Up to you what you use of course, but my choice would be to avoid it.


Jaguar steve

9,232 posts

236 months

Tuesday 7th May 2013
quotequote all
Jaguar steve said:
SV8Predator said:
Jaguar steve said:
I'd suggest you don't use WD 40 down the bores. It's a petroleum based solvent that will contaminate and dilute your engine oil and won't have anywhere near the film strength required between the compression rings and bore walls that you need to restore compression. A few drops of engine oil from a can down each plug hole is a much better alternative.
A "few drops of engine oil" will just sit on top of the piston and do nothing. The solvents in the WD40 will carry the lubricant straight to the piston rings. And evaporate instantly as the car fires. So WD40 it is for me.
Oil down the bores is known to work, and has been done for way longer than I've been working on engines. Sure, some may well sit on the piston crown but enough will get where it's needed. A very thin film of engine oil is actually what forms the compression seal so by using oil you're introducing exactly what's needed to a bore washed engine. I suspect WD04 will not have anywhere near the same film strength as engine oil in shear either so even if it works initially it may not retain that strength for long enough for the engine to fire. If that's the case you'll have to take all the plugs out and start from scratch again and in the process have taken years of the life of your starter motor.

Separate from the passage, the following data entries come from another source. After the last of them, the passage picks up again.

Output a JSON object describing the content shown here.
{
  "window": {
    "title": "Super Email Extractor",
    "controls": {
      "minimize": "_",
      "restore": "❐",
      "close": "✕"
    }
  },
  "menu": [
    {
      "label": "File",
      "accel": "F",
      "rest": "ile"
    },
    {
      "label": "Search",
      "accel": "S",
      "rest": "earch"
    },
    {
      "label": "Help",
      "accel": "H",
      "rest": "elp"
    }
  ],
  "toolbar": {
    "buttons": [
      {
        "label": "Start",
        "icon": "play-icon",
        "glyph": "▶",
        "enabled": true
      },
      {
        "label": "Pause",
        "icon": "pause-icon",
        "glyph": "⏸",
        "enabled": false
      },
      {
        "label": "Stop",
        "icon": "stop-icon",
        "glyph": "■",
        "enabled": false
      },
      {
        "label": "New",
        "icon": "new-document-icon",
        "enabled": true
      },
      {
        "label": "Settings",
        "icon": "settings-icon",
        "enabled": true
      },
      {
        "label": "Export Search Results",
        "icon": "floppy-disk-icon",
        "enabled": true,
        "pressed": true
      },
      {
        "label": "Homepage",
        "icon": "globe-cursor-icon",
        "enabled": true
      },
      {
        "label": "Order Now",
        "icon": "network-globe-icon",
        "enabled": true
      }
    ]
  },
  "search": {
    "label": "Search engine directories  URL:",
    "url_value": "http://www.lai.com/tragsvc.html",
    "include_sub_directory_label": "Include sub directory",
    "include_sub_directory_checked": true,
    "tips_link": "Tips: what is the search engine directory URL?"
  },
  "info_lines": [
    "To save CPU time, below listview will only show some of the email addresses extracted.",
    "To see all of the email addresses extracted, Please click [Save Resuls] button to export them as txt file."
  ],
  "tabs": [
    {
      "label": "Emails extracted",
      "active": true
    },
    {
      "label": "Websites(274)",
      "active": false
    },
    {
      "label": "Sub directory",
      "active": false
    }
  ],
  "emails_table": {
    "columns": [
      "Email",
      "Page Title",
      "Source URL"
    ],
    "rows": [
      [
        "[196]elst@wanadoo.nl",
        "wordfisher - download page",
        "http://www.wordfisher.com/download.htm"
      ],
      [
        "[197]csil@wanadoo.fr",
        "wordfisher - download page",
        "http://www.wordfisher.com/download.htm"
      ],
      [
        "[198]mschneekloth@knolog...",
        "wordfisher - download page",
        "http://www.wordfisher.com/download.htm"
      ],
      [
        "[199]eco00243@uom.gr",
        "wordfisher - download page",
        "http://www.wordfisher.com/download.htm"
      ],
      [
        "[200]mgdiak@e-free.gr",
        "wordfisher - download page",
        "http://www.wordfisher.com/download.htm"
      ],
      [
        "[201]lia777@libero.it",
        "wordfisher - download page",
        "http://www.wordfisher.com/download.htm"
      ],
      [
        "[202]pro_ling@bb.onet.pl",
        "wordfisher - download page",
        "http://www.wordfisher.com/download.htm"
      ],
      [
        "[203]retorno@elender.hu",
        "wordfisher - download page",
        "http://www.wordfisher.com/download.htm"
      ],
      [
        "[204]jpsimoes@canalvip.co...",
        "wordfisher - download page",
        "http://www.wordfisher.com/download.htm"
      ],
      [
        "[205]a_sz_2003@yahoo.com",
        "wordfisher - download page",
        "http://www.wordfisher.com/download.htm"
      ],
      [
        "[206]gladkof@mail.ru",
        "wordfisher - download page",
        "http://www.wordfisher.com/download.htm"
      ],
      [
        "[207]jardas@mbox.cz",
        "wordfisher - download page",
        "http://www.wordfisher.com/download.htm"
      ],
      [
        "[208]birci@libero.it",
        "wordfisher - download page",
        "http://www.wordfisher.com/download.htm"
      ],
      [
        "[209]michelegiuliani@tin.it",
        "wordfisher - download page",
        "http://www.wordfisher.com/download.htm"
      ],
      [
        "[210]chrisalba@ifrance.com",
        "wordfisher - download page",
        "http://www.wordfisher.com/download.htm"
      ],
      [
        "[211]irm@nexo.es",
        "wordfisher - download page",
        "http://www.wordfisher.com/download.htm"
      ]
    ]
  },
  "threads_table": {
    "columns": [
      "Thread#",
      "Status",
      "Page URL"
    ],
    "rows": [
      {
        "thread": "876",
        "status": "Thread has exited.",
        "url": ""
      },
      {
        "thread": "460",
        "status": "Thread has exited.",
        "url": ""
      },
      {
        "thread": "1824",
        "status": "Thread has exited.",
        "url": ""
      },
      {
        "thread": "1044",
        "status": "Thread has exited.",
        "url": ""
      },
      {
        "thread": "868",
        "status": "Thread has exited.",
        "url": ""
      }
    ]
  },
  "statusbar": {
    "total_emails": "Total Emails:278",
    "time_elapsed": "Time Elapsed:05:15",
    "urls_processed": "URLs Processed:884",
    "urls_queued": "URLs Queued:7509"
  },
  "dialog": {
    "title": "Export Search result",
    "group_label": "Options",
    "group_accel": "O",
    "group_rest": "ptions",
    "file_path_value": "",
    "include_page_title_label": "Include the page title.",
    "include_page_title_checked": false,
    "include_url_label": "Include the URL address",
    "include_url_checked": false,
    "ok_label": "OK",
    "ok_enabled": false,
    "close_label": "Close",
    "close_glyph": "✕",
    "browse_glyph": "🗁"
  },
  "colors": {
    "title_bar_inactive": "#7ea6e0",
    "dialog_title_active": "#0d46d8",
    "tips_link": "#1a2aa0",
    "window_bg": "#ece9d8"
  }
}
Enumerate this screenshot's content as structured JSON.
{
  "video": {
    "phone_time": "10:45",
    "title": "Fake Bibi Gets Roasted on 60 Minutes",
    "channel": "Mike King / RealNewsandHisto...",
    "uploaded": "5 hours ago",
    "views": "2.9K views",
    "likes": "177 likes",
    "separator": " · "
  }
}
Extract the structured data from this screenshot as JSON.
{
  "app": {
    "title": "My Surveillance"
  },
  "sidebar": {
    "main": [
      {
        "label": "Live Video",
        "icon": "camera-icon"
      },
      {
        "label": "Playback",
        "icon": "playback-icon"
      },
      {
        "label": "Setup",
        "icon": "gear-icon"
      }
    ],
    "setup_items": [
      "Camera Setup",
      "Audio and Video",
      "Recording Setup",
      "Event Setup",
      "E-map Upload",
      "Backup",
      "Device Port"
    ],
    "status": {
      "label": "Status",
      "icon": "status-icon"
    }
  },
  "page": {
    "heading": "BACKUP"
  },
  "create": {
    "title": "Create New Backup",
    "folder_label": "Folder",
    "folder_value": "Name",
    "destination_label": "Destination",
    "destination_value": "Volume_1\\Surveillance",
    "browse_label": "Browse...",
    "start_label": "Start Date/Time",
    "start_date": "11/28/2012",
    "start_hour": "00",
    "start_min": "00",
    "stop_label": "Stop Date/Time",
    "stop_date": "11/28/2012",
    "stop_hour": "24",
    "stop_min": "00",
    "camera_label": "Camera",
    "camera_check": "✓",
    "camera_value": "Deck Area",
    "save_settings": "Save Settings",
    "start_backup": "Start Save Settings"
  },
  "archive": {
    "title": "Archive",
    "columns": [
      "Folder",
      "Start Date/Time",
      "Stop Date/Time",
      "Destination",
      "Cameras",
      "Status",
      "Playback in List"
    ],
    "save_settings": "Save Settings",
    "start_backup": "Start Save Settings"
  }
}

By flooding the engine with petrol you've already contaminated the engine oil with excess fuel and run the risk of a crankase explosion due all the the petrol vapour floating about. IMO the last thing you need to introduce to that mix is a flamable solvent such as WD 40. I don't know exactly what's in WD 40 either so have no assurance it'll not compromise the catalysts either as it burns off.

You could quite reasonably say I'm taking a very cautious approach to all this, but I've been bitten in the arse often enough by not doing so to now go down the rouet of avoiding any additional complications.

In the end it's up to you what you use of course, but my choice would be to avoid it.